Today, not much remains of this euphoria. The promise that globalisation would lead to a planetary consciousness, that all people would begin to “think and feel beyond the nation,” as Cheah and Robbins defined cosmopolitanism, is in shambles. New walls are being built and old borders are militarised across the fault lines of poverty, race, citizenship and religion. All sorts of ethnic nationalisms are on the rise; human and non-human lives continue to be sacrificed for capital, while the foundational category of enlightened reason, truth itself, is under siege in the age of “alternative facts”. What’s happened to the cosmopolitan promise, and who betrayed it? 

There are no easy answers. Yet it merits to briefly look back to the European Enlightenment when cosmopolitanism was first developed as a political concept for modernity: For the normative idea of humanity formulated by this project was (and continues to be) male, bourgeois, and white. The Enlightenment embraced the liberal promises of a globalising economy, yet preferred to be oblivious to, or even complicit with, the entanglements of capitalism, slavery and colonialism. It derived a cosmopolitan vision from and for the aspiring middle classes as the answer to European despotism, irrespective of the ongoing disenfranchisement, dehumanisation, and extermination of their Others. While we do not blame the long trajectory of such major cosmopolitan thought for the ever more unequal, unjust and unkind world of the 21st century, we insist that its academic and political valorisation must be checked.

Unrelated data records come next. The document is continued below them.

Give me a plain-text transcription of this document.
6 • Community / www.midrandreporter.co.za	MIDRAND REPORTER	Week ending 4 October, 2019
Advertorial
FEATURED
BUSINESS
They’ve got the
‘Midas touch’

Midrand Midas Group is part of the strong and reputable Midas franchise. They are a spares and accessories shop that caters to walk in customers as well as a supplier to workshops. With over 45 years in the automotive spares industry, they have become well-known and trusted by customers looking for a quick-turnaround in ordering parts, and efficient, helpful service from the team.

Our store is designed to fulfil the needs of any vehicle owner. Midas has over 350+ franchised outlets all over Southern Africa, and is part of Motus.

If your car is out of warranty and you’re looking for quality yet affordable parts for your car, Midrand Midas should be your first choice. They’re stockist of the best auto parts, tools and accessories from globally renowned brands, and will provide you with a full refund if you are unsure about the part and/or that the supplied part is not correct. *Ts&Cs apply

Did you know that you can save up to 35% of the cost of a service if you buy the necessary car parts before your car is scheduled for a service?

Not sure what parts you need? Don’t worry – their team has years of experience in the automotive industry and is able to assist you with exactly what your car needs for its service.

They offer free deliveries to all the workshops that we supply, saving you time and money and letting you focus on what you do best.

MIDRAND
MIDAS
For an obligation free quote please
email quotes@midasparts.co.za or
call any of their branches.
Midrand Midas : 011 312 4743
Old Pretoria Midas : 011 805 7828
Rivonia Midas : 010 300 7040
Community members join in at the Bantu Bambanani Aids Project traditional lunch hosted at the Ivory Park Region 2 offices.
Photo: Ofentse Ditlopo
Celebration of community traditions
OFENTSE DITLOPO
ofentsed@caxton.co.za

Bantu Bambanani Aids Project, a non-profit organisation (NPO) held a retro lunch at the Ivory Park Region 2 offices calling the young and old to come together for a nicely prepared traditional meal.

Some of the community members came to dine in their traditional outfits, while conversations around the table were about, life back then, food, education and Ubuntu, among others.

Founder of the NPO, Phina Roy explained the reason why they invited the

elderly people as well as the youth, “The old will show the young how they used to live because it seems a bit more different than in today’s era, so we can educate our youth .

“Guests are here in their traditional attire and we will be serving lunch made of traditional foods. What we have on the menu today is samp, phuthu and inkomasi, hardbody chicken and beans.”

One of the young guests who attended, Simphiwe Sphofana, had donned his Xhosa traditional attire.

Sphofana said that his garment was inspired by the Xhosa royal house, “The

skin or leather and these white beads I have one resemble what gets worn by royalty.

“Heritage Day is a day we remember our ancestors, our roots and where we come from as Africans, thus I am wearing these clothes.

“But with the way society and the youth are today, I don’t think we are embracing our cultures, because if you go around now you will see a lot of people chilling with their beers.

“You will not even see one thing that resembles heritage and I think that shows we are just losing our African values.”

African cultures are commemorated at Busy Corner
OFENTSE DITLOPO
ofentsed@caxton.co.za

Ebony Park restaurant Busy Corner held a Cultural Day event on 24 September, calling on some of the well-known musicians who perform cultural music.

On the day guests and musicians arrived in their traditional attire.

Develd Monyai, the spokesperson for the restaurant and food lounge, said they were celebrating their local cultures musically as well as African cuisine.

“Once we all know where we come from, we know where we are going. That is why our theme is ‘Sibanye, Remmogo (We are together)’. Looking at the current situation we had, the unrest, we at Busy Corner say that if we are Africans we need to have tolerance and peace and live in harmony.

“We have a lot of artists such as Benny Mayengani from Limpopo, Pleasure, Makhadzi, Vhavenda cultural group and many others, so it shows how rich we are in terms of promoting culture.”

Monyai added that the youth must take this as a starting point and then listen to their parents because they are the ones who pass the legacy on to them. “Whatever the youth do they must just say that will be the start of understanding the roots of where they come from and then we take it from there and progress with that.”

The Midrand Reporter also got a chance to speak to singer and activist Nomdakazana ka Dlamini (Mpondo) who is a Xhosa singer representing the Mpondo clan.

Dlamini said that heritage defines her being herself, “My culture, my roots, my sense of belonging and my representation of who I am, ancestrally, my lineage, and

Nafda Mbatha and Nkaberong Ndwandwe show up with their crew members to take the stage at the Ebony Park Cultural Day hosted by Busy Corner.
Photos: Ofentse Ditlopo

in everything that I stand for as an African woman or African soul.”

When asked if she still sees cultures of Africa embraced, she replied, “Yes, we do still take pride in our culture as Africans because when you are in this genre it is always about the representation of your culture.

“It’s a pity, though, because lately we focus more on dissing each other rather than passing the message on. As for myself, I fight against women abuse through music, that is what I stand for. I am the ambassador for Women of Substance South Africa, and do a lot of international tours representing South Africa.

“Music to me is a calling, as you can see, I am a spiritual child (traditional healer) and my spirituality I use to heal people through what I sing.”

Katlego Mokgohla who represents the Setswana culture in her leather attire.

Minor cosmopolitanisms challenges the world historical model of major cosmopolitanism, without wishing to let go of the unfulfilled emancipatory potential of the Enlightenment. We argue that this potential can unfold only when visions of and for the world converse, on an equal footing, across the planet. This is why we advocate minor cosmopolitanisms expressedly in the plural, and imbued with a sense of modesty. This approach acknowledges that binding norms for all remain the essence of cosmopolitan thinking, action and sentiment. Yet it cautions that these can only formulate provisional agreements, open to contestation and change. Minor cosmopolitanisms is about truly accepting difference without abandoning a shared vision of conviviality and justice.

In our work we are less intrigued by philosophical ideals or sociological utopias, than by projects that create worlds from specific local, historical and political situations without necessarily already knowing them. We wish to bring into conversation cosmopolitanisms in process: in writing, in performance, often in responding to existing and firmly delineated orders. We look for them in public spaces, in theory, literature and film, in theatres, museums and community centres, in the social media, in artefacts, in everyday experiences, interactions and encounters.

The RTG minor cosmopolitanisms thus offers a kaleidoscope of views which critique the liberal, imperial, and often very male trajectories of cosmopolitanism. Yet at the very same time, we aspire to revitalise the cosmopolitan idea. We want to create new debates, to forge new coalitions on a planetary scale, to build cooperation across difference: An alliance against the old and the new jingoisms and chauvinisms which throw our planet ever more into crisis.